Projet du 1er mai 2012.
Megacosmos est un chantier festivo-artitistico-carnavalesque des assos et autres bénévoles d’Excideuil en Périgord.
Ce projet était ouvert à toute personne de 7 à 177 ans, aimant faire la fête, jouer, chanter, se costumer,…
LA TRAME

Une équipe de scientifiques du CRRS (centre régional de la recherche scientifique) s’installe
à Excideuil pour des travaux sur la prairie humide.
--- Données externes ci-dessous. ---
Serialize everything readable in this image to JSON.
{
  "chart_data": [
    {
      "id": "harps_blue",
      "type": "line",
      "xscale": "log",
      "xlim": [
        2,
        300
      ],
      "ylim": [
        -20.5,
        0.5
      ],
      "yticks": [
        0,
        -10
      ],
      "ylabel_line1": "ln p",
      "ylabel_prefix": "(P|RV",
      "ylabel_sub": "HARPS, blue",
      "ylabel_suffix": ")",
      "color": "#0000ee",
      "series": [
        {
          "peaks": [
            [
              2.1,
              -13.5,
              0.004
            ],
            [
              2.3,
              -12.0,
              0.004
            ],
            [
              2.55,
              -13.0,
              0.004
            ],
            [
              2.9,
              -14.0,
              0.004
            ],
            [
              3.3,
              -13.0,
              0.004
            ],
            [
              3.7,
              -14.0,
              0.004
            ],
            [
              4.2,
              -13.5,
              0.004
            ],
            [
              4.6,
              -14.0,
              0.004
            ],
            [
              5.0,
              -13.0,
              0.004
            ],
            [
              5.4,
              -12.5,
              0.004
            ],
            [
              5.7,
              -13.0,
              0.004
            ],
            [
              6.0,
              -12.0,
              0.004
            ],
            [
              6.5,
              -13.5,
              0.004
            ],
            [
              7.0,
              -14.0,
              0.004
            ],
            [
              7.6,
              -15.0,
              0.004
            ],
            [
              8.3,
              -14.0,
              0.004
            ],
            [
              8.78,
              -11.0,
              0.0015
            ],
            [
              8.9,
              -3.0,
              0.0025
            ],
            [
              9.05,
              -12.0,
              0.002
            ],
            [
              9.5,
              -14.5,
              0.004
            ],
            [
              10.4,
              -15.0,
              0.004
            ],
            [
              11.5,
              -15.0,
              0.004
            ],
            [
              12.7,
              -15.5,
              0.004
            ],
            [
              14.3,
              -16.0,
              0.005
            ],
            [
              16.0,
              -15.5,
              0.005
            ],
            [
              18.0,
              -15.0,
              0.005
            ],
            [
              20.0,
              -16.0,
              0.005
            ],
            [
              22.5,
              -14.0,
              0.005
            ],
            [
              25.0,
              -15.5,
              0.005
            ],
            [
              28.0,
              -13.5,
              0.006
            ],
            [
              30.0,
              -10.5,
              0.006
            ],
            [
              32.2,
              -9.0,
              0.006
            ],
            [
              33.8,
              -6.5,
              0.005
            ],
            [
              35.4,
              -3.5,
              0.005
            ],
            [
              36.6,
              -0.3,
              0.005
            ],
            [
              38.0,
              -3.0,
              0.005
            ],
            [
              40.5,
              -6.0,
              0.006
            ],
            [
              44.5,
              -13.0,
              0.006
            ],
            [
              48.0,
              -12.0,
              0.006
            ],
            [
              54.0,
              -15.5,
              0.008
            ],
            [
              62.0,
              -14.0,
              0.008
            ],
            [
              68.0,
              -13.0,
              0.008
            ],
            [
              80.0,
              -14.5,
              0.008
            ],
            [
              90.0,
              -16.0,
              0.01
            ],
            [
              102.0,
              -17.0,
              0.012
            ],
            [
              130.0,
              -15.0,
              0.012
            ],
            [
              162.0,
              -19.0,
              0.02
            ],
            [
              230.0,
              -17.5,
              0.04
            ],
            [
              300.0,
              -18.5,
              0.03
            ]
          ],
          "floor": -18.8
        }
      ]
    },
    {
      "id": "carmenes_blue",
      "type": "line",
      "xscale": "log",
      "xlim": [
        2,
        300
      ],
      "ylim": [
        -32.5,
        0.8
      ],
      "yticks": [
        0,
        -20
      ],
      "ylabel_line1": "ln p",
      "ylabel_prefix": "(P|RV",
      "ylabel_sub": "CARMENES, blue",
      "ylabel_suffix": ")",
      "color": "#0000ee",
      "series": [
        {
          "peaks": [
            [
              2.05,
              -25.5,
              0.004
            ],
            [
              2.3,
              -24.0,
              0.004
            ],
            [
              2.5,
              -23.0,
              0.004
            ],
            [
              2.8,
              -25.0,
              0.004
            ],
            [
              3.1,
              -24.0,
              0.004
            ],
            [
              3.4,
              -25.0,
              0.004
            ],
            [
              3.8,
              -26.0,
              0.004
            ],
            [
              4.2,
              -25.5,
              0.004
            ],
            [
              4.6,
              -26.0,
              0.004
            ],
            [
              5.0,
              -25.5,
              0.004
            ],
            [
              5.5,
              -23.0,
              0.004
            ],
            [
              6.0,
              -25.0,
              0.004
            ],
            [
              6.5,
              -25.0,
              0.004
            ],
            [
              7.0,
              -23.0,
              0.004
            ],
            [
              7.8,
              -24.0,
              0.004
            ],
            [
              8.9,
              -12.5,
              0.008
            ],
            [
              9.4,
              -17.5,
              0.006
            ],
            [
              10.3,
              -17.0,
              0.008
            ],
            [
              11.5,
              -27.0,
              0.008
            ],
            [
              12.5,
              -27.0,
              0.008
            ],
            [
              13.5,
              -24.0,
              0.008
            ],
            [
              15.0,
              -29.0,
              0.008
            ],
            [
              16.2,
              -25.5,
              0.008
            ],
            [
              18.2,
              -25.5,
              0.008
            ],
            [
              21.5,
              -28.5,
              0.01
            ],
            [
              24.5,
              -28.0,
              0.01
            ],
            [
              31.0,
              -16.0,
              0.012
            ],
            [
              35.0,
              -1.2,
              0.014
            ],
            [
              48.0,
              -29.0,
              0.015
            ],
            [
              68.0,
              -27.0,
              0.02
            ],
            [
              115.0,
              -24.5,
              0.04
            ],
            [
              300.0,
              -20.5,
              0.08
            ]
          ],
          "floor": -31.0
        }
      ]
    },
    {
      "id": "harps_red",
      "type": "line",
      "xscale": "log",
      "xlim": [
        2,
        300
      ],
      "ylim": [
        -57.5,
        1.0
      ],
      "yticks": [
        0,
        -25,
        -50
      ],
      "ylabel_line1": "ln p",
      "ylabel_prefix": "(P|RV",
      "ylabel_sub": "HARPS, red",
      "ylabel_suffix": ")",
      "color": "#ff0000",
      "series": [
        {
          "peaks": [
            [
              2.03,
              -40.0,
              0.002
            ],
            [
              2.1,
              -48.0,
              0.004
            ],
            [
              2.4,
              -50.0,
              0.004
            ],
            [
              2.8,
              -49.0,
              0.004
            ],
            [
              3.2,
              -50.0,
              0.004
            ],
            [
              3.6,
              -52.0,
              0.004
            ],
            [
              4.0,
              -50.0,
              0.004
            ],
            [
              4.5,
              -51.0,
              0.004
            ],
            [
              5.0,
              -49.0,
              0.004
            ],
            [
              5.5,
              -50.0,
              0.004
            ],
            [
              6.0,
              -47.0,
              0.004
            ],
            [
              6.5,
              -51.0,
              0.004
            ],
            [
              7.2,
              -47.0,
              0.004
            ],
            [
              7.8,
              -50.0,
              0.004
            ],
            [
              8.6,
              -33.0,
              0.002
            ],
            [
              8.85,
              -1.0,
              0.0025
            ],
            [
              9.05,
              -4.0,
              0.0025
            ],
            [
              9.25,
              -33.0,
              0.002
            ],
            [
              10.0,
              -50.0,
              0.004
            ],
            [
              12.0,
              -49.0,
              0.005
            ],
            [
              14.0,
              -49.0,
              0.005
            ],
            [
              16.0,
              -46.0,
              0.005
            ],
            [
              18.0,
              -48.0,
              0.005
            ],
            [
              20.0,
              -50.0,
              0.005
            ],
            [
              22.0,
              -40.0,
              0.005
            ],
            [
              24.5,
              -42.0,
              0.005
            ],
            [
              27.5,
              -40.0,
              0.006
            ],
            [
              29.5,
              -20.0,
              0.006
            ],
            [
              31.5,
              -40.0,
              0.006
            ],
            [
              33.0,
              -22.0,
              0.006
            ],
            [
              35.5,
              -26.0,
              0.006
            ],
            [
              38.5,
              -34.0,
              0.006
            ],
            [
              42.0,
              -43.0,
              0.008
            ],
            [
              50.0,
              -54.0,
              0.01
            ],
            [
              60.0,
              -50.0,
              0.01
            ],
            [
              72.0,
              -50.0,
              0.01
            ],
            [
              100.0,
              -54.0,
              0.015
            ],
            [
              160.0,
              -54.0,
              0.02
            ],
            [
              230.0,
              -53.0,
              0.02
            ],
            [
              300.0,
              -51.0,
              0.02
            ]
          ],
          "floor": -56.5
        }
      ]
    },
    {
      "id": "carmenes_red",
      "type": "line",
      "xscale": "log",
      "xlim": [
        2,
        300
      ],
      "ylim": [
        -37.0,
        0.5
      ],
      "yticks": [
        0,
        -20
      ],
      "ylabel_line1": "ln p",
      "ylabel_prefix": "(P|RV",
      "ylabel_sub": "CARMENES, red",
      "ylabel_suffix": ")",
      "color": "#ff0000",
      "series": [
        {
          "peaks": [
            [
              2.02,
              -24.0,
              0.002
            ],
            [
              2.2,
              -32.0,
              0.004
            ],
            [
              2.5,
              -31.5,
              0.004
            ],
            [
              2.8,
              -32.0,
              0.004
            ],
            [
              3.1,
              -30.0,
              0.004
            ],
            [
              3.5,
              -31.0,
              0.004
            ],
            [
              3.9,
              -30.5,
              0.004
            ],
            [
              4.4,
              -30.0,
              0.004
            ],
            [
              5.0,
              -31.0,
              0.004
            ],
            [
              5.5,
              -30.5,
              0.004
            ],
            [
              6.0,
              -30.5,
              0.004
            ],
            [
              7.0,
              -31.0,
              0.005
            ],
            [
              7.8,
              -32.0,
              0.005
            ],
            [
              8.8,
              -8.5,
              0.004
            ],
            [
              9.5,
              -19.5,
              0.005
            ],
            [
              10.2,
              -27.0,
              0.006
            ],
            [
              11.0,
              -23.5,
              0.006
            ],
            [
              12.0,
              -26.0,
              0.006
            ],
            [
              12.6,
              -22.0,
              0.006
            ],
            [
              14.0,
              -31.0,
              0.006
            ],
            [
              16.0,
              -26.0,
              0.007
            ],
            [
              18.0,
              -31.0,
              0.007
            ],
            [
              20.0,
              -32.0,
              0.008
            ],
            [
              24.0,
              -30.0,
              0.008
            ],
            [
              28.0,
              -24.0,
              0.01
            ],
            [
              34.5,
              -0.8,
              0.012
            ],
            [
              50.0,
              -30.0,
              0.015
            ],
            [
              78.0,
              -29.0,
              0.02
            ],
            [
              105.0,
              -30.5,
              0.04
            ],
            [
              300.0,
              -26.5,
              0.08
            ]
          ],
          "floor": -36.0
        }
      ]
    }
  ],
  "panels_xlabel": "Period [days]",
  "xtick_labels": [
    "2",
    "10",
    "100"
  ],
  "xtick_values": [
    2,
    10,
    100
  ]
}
Ces travaux, secrets, dérapent assez
rapidement et des anomalies sont constatées parmi les insectes locaux.
Des évènements bizarres voient le jour, des personnes disparaissent ou sont victimes
d’agressions inexpliquées. L’inquiétude monte et la population locale se rend compte que
l’équipe du CRRS leur cache des choses et qu’elle maîtrise de moins en moins la situation.
Les scientifiques sont obligés de mener des actions de prévention: conférences, tracts,
articles dans la presse et à la radio, passage dans les rues avec un mégaphone,…
Malgré cela, les jours passent et la tension s’accroit. Chaque jour, les habitants découvrent
de nouvelles raisons de s’inquiéter: de grands fils de soie tendus dans les rues, des cocons
suspects collés dans des recoins, des débris de végétaux triturés, des traces au sol,….
Et, un jour, c’est la crise majeure. D’étranges animaux sortent de la prairie et s’insinuent dans
la ville: des insectes de taille monstrueuse aux formes et couleurs déviantes, des mutants de
la pire espèce s’approchent des maisons, des myriades d’essaims s’abattent sur les places,
d’horribles chenilles s’attaquent aux arbres, aux plantes, d’effrayantes araignées tendent des
toiles brillantes sur les remparts du château, des larves se tordent au sol sur les trottoirs
faisant fuir chiens et chat dans une même course éperdue. La menace se fait plus précise à
l’encontre des humains: des passants sont engloutis par des bouches gloutonnes aux
mandibules acérées. Les premières victimes tombent et sont dévorées ou emmaillotées
dans des fils solides comme l’acier. La terreur règne, chacun esquive, fuit, surveille, rase les
murs. Le danger vient de partout à gauche, à droite, en haut, en bas. Les stridulations des
insectes chanteurs, cigales, criquets,… se font lancinantes. Partout, ça bourdonne, ça vole,
ça grimpe, ça rampe….
Les commerçants se mobilisent et improvisent un marché d’urgence, mettant à la disposition
des habitants des poudres, des bombes, des armes diverses… les combats de rue font rage.
Les scientifiques responsables de cette furie essaient eux-aussi de combattre les créatures
qui se précipitent vers eux en les appelant: « papa, maman… » (N.B. traduit de
l’insectilangue ). Finalement, l’équipe du CRRS entouré par la meute bourdonnante des
monstres, les attirent à l’extérieur de la ville…. ils disparaissent et le calme revient peu-à-
peu.
Où sont-ils partis? Le saura-t-on un jour?